I agree with Schor that marketers have found the children’s market and that they have become more sophisticated at fashioning messages that will appeal to kids. But as a father of two boys aged 3 and 5, I have little evidence that they are driving a market. Certainly they do not greatly influence the purchasing decisions of their mother and me. I do not hear them recite brand names or brand preferences, despite the fact that they’ve watched enough Sponge Bob Square Pants and Dora the Explorer to qualify as experts.
Do marketers purposefully and willfully, even maliciously, target kids? Do they have, as Schor tells us, terminology (i.e., KAJOY: Kids Are Getting Older Younger) especially reflective of their purpose? Are marketers “growing bolder year by year?” Of course! As a person who spent years in marketing, I did my level best to identify markets, attract their attention to my company’s services, create interest in the services, and move audiences to purchase. But I knew that the service had to fit the needs of the audience and I found over and over that if it did not serve some purpose to the audience, they would not buy the message or the service.
Schor argues that children cannot discriminate and are, thereby, “scarfing down chips and soda, driving their parents crazy about those hundred dollar sneakers.” I will agree that this happens in many homes, for any number of reasons. And I also agree with her final conclusion that parents must take final responsibility by not only empowering their children but by teaching them so that they do not become seduced by the consumer culture into which they have been born.

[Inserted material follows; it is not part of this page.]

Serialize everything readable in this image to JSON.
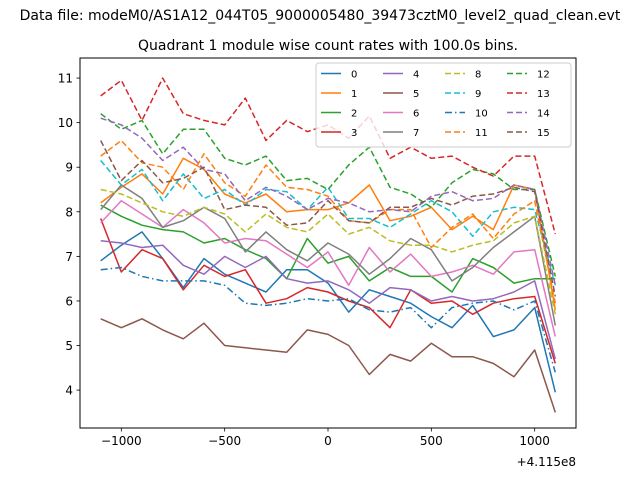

Schor has written a very important book, one whose message should be translated into a simpler tract for the many parents who worry about their children’s health, both physical and mental, but who do not have the time to read her long and scholarly work. She is right in warning us of the dangers posed by corporate Trojan Horses such as Channel One, which has entered our children’s classrooms with an audience size second only to the Super Bowl and of great interest to the marketers of the world. We must be vigilant; we must be involved, we must teach our children the meaning of caveat emptor.